Columbus to Cleveland Day 1
On Monday I bought a bike. I had been looking for a bicycle for two weeks. I had been to six bike shops and still hadn’t found the perfect combination of strength and a light weight frame designed to go long distances weighed down with stuff. I didn’t even know REI sold bikes, I just wandered in with some friends after eating a cheesy mushroom burger at Shake Shack and lo and behold there she was.

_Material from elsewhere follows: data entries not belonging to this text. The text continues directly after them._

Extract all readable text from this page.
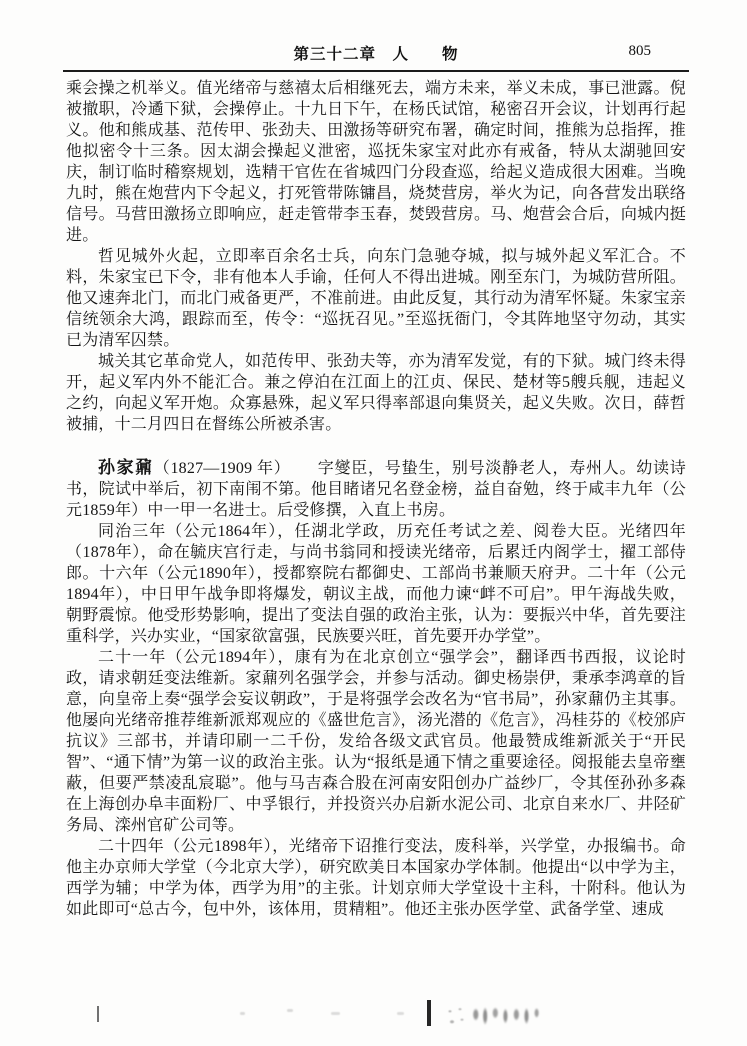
第三十二章　人　　物	805

乘会操之机举义。值光绪帝与慈禧太后相继死去，端方未来，举义未成，事已泄露。倪被撤职，冷遹下狱，会操停止。十九日下午，在杨氏试馆，秘密召开会议，计划再行起义。他和熊成基、范传甲、张劲夫、田激扬等研究布署，确定时间，推熊为总指挥，推他拟密令十三条。因太湖会操起义泄密，巡抚朱家宝对此亦有戒备，特从太湖驰回安庆，制订临时稽察规划，选精干官佐在省城四门分段查巡，给起义造成很大困难。当晚九时，熊在炮营内下令起义，打死管带陈镛昌，烧焚营房，举火为记，向各营发出联络信号。马营田激扬立即响应，赶走管带李玉春，焚毁营房。马、炮营会合后，向城内挺进。

哲见城外火起，立即率百余名士兵，向东门急驰夺城，拟与城外起义军汇合。不料，朱家宝已下令，非有他本人手谕，任何人不得出进城。刚至东门，为城防营所阻。他又速奔北门，而北门戒备更严，不准前进。由此反复，其行动为清军怀疑。朱家宝亲信统领余大鸿，跟踪而至，传令：“巡抚召见。”至巡抚衙门，令其阵地坚守勿动，其实已为清军囚禁。

城关其它革命党人，如范传甲、张劲夫等，亦为清军发觉，有的下狱。城门终未得开，起义军内外不能汇合。兼之停泊在江面上的江贞、保民、楚材等5艘兵舰，违起义之约，向起义军开炮。众寡悬殊，起义军只得率部退向集贤关，起义失败。次日，薛哲被捕，十二月四日在督练公所被杀害。

孙家鼐（1827—1909 年） 字燮臣，号蛰生，别号淡静老人，寿州人。幼读诗书，院试中举后，初下南闱不第。他目睹诸兄名登金榜，益自奋勉，终于咸丰九年（公元1859年）中一甲一名进士。后受修撰，入直上书房。

同治三年（公元1864年），任湖北学政，历充任考试之差、阅卷大臣。光绪四年（1878年），命在毓庆宫行走，与尚书翁同和授读光绪帝，后累迁内阁学士，擢工部侍郎。十六年（公元1890年），授都察院右都御史、工部尚书兼顺天府尹。二十年（公元1894年），中日甲午战争即将爆发，朝议主战，而他力谏“衅不可启”。甲午海战失败，朝野震惊。他受形势影响，提出了变法自强的政治主张，认为：要振兴中华，首先要注重科学，兴办实业，“国家欲富强，民族要兴旺，首先要开办学堂”。

二十一年（公元1894年），康有为在北京创立“强学会”，翻译西书西报，议论时政，请求朝廷变法维新。家鼐列名强学会，并参与活动。御史杨崇伊，秉承李鸿章的旨意，向皇帝上奏“强学会妄议朝政”，于是将强学会改名为“官书局”，孙家鼐仍主其事。他屡向光绪帝推荐维新派郑观应的《盛世危言》，汤光潜的《危言》，冯桂芬的《校邠庐抗议》三部书，并请印刷一二千份，发给各级文武官员。他最赞成维新派关于“开民智”、“通下情”为第一议的政治主张。认为“报纸是通下情之重要途径。阅报能去皇帝壅蔽，但要严禁凌乱宸聪”。他与马吉森合股在河南安阳创办广益纱厂，令其侄孙孙多森在上海创办阜丰面粉厂、中孚银行，并投资兴办启新水泥公司、北京自来水厂、井陉矿务局、滦州官矿公司等。

二十四年（公元1898年），光绪帝下诏推行变法，废科举，兴学堂，办报编书。命他主办京师大学堂（今北京大学），研究欧美日本国家办学体制。他提出“以中学为主，西学为辅；中学为体，西学为用”的主张。计划京师大学堂设十主科，十附科。他认为如此即可“总古今，包中外，该体用，贯精粗”。他还主张办医学堂、武备学堂、速成
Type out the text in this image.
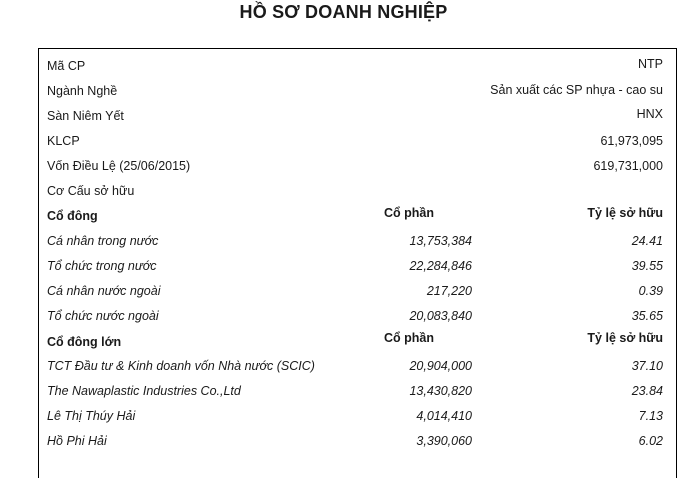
HỒ SƠ DOANH NGHIỆP
Mã CP	NTP
Ngành Nghề	Sản xuất các SP nhựa - cao su
Sàn Niêm Yết	HNX
KLCP	61,973,095
Vốn Điều Lệ (25/06/2015)	619,731,000
Cơ Cấu sở hữu
Cổ đông	Cổ phần	Tỷ lệ sở hữu
Cá nhân trong nước	13,753,384	24.41
Tổ chức trong nước	22,284,846	39.55
Cá nhân nước ngoài	217,220	0.39
Tổ chức nước ngoài	20,083,840	35.65
Cổ đông lớn	Cổ phần	Tỷ lệ sở hữu
TCT Đầu tư & Kinh doanh vốn Nhà nước (SCIC)	20,904,000	37.10
The Nawaplastic Industries Co.,Ltd	13,430,820	23.84
Lê Thị Thúy Hải	4,014,410	7.13
Hồ Phi Hải	3,390,060	6.02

I came back the next day sure that the steep purchase was going to be worth it and more resolute than ever that I’d cycle the 477 miles from Boston, Massachusetts to Masardis, Maine for bushcraft school in August. I bought my first pair of pedals (Shimano) and shoes (Pearl iZumi) and treated myself to a second pair of bike shorts as mine were a few years old. The rain poured down as I ate my second cheesy mushroom burger at Shake Shack in two days but the radar looked as optimistic as I felt. The lightened ceased, the rain stoped and I road my new Salsa Marrakesh 25 miles home from Beechwood to North Olmsted.
She’s dark blue with a matching blue leather Brooks saddle. My brother was driving back to Columbus Thursday so I asked if I could hitch a ride with the bike so I could cycle back to Cleveland. Friday morning he made a pot of coffee, offered me a granola bar and helped me load her up before he went to work. I took the Alum Creak Ohio to Erie Trail most of the day. The temperature was perfect in the 70s and the overcast sky gave way to clear blue when I stopped in Sunbury for lunch.
The waitress wasn’t helpful at first when I asked her where I could park my bike. She said there were no racks and I absolutely couldn’t bring it inside the restaurant. She suggested trying the bar down the street until a gentleman sitting on a park bench out front said other people locked their bikes to the street signs and that “no body will bother it.”
I talked to the guys on the line about what I was doing. They wanted to see the bike and told me about a cyclist from Columbus who rides up and back for breakfast every weekend. One of the cooks said he’d be worried about the types of people he might meet if he set out on his own. It seems to be the prevailing sentiment I’ve run into being back in the states: great suspicion of fellow Americans and fear of the unknown. I reassured him that almost everyone I encounter is kind and helpful. Another cook brought me out a slice of watermelon. I like being able to have a full conversation with people unencumbered by my clunky command of the language. There's a different connection to be made than those I made in Laos.
I spent the afternoon following the Heart of Ohio trail as it meandered north, crossing streets and finding itself again a quarter mile down the road. Park of the trail is on a ridge with farm land and open fields on either side. I went through Gambier, home of Kenyon College, which I hadn’t visited since I attended the Young Writer’s Workshop 15 years ago. I saw deer and their fawns, a huge snapping turtle and hawks.
The country smells like death. The ravaged carcasses of deer, raccoons, squirrels and other small mammals. A groundhog ran right in front of my tire. Being slow and on a bicycle I was able to stop to let him finish dashing across the road, but I see how he could have easily joined the dozen other road kill I saw. The only things that smell more like death than road kill are the living chickens in the enormous coops, longer than a football field. I can only imagine the conditions on the inside.
I stopped for dinner at Nancy Maria’s Pizza in Howard, Ohio. I ordered a coke and the super sized Vinny sub which turned out to be two regular sized Vinnys. I chatted with an employee with a speech impediment. He is a large man who says before he had health problems he too was a cycle tourist. He told me about a waterfall down the road and I thought about the importance of not judging people before you have a chance to hear them out. I met a group of 4 cyclists coming in as I came out who recommended I cycle Flat Top Mountain in Abington, Virginia. I left feeling particularly connected and full.
The final stretch of the 75 mile day was up and down paved road to Mohican state park. A long down hill was just what I needed to lift my spirits. My neighbors across from me at the camp site were beyond kind offering me a burger and corn and a chat. Guess where they were originally from? Yep. North Olmsted. Small world.
My friends Nathan and Caitrin were setting up a tent big enough for a family of 6 when I got back from the showers. I was so excited to see them. Nathan made a camp fire and we star gazed pointing our the constellations we knew and the milky way. It was a great ending to a beautiful, if exhausting day.